Der Luzerner Regierungsrat Guido Graf sagte, ein dramatischer Augenblick habe vieles verändert. Er würde gerne mit den richtigen Worten Trost sprechen. Im Moment könne er aber nur mit den Trauernden fühlen.

Ähnlich äusserte sich Mauro Capozzo, CEO der Firma Kronospan, in der sich am Mittwoch die Bluttat mit vier Todesopfern abgespielt hatte. Die Kronospan-Familie werde zusammenstehen, sagte er in seiner Ansprache, in der mehrmals um Fassung ringen musste.

Gedanken auf Holzspänen

Die Feier bot den Anwesenden aber auch die Gelegenheit, nach Worten zu suchen. Die Trauernden konnten ihre Gedanken auf Holzspäne schreiben, die nach der Feier vor der Kirche verbrannt wurden.

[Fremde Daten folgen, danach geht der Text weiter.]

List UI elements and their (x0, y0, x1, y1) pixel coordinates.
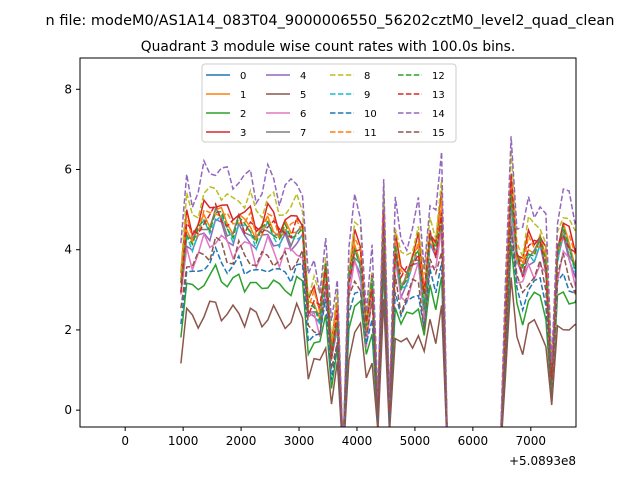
series-9-line (180, 199, 576, 427)
legend-label-4: 4 (300, 71, 306, 82)
series-15-line (180, 226, 576, 427)
legend-label-1: 1 (240, 90, 246, 101)
legend-label-6: 6 (300, 109, 306, 120)
legend-label-0: 0 (240, 71, 246, 82)
legend-label-14: 14 (432, 109, 445, 120)
legend-label-2: 2 (240, 109, 246, 120)
series-2-line (180, 244, 576, 427)
legend-box (201, 63, 457, 143)
x-offset-label: +5.0893e8 (509, 454, 576, 468)
legend-label-10: 10 (364, 109, 377, 120)
legend-label-8: 8 (364, 71, 370, 82)
axes-frame (79, 57, 577, 428)
series-14-line (180, 136, 576, 427)
legend-label-15: 15 (432, 128, 445, 139)
x-tick-label: 4000 (342, 434, 373, 448)
y-tick-label: 8 (64, 82, 72, 96)
legend-label-11: 11 (364, 128, 377, 139)
series-layer (180, 136, 576, 427)
x-tick-label: 6000 (458, 434, 489, 448)
legend-label-7: 7 (300, 128, 306, 139)
legend-label-5: 5 (300, 90, 306, 101)
y-tick-label: 4 (64, 243, 72, 257)
chart-title: Quadrant 3 module wise count rates with … (141, 39, 515, 55)
y-tick-label: 6 (64, 163, 72, 177)
x-tick-label: 7000 (516, 434, 547, 448)
series-13-line (180, 176, 576, 427)
x-tick-label: 3000 (284, 434, 315, 448)
legend-label-3: 3 (240, 128, 246, 139)
series-5-line (180, 277, 576, 427)
x-tick-label: 2000 (226, 434, 257, 448)
y-tick-label: 2 (64, 323, 72, 337)
x-tick-label: 0 (121, 434, 129, 448)
series-12-line (180, 194, 576, 427)
legend-label-9: 9 (364, 90, 370, 101)
plot-area (180, 136, 576, 427)
tick-layer: 0 1000 2000 3000 4000 5000 6000 7000 0 2 4 6 8 (64, 82, 546, 448)
legend-label-12: 12 (432, 71, 445, 82)
y-tick-label: 0 (64, 403, 72, 417)
legend-label-13: 13 (432, 90, 445, 101)
figure-suptitle: n file: modeM0/AS1A14_083T04_9000006550_… (46, 13, 615, 29)
x-tick-label: 1000 (168, 434, 199, 448)
x-tick-label: 5000 (400, 434, 431, 448)
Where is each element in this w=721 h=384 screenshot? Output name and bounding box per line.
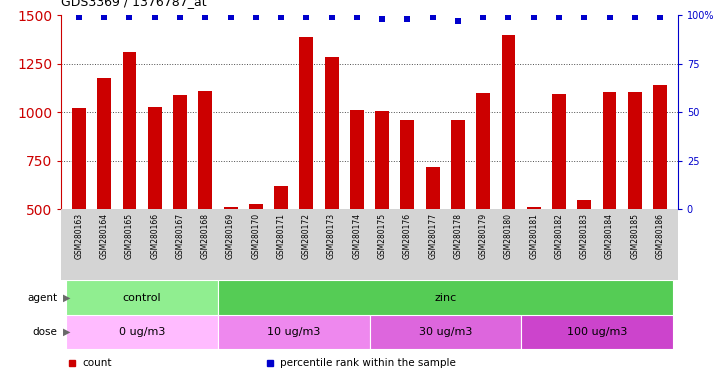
Bar	[249, 204, 262, 209]
Text: GSM280167: GSM280167	[175, 213, 185, 259]
Bar	[370, 315, 521, 349]
Text: GSM280180: GSM280180	[504, 213, 513, 259]
Bar	[123, 52, 136, 209]
Text: GSM280184: GSM280184	[605, 213, 614, 259]
Text: GSM280169: GSM280169	[226, 213, 235, 259]
Text: GSM280166: GSM280166	[150, 213, 159, 259]
Text: GSM280185: GSM280185	[630, 213, 640, 259]
Text: GSM280163: GSM280163	[74, 213, 84, 259]
Bar	[173, 95, 187, 209]
Text: GDS3369 / 1376787_at: GDS3369 / 1376787_at	[61, 0, 207, 8]
Text: GSM280183: GSM280183	[580, 213, 589, 259]
Text: GSM280165: GSM280165	[125, 213, 134, 259]
Text: GSM280176: GSM280176	[403, 213, 412, 259]
Text: 10 ug/m3: 10 ug/m3	[267, 327, 320, 337]
Text: GSM280172: GSM280172	[302, 213, 311, 259]
Bar	[603, 92, 616, 209]
Bar	[521, 315, 673, 349]
Text: ▶: ▶	[63, 293, 70, 303]
Bar	[578, 200, 591, 209]
Bar	[72, 108, 86, 209]
Bar	[502, 35, 516, 209]
Text: GSM280170: GSM280170	[252, 213, 260, 259]
Bar	[400, 120, 415, 209]
Bar	[653, 85, 667, 209]
Bar	[324, 57, 339, 209]
Text: GSM280181: GSM280181	[529, 213, 539, 259]
Bar	[97, 78, 111, 209]
Text: GSM280178: GSM280178	[454, 213, 462, 259]
Text: GSM280171: GSM280171	[277, 213, 286, 259]
Text: GSM280174: GSM280174	[353, 213, 361, 259]
Bar	[628, 92, 642, 209]
Bar	[299, 37, 314, 209]
Bar	[274, 186, 288, 209]
Text: zinc: zinc	[434, 293, 456, 303]
Text: agent: agent	[27, 293, 58, 303]
Text: percentile rank within the sample: percentile rank within the sample	[280, 358, 456, 368]
Text: dose: dose	[32, 327, 58, 337]
Bar	[218, 280, 673, 315]
Bar	[148, 106, 162, 209]
Text: GSM280179: GSM280179	[479, 213, 487, 259]
Bar	[477, 93, 490, 209]
Text: GSM280177: GSM280177	[428, 213, 437, 259]
Bar	[66, 280, 218, 315]
Text: 100 ug/m3: 100 ug/m3	[567, 327, 627, 337]
Bar	[527, 207, 541, 209]
Text: ▶: ▶	[63, 327, 70, 337]
Bar	[224, 207, 237, 209]
Bar	[198, 91, 212, 209]
Text: count: count	[83, 358, 112, 368]
Text: GSM280175: GSM280175	[378, 213, 386, 259]
Bar	[66, 315, 218, 349]
Bar	[552, 94, 566, 209]
Text: GSM280164: GSM280164	[99, 213, 109, 259]
Text: control: control	[123, 293, 162, 303]
Text: GSM280168: GSM280168	[200, 213, 210, 259]
Text: GSM280173: GSM280173	[327, 213, 336, 259]
Bar	[451, 120, 465, 209]
Bar	[375, 111, 389, 209]
Bar	[218, 315, 370, 349]
Text: 30 ug/m3: 30 ug/m3	[419, 327, 472, 337]
Text: GSM280186: GSM280186	[655, 213, 665, 259]
Text: GSM280182: GSM280182	[554, 213, 564, 259]
Bar	[350, 110, 364, 209]
Bar	[425, 167, 440, 209]
Text: 0 ug/m3: 0 ug/m3	[119, 327, 165, 337]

Viele machten von dem Angebot Gebrauch. «Öffnen sie ihr Herz, sprechen sie über ihre Gefühle», sagte Walter.

Erklärungsversuche für das Vorgefallene gab es keine. Die Frage nach dem Warum müsse heute offen bleiben, sagte Graf. Doch auch die Politik müsse das Geschehene nun verarbeiten.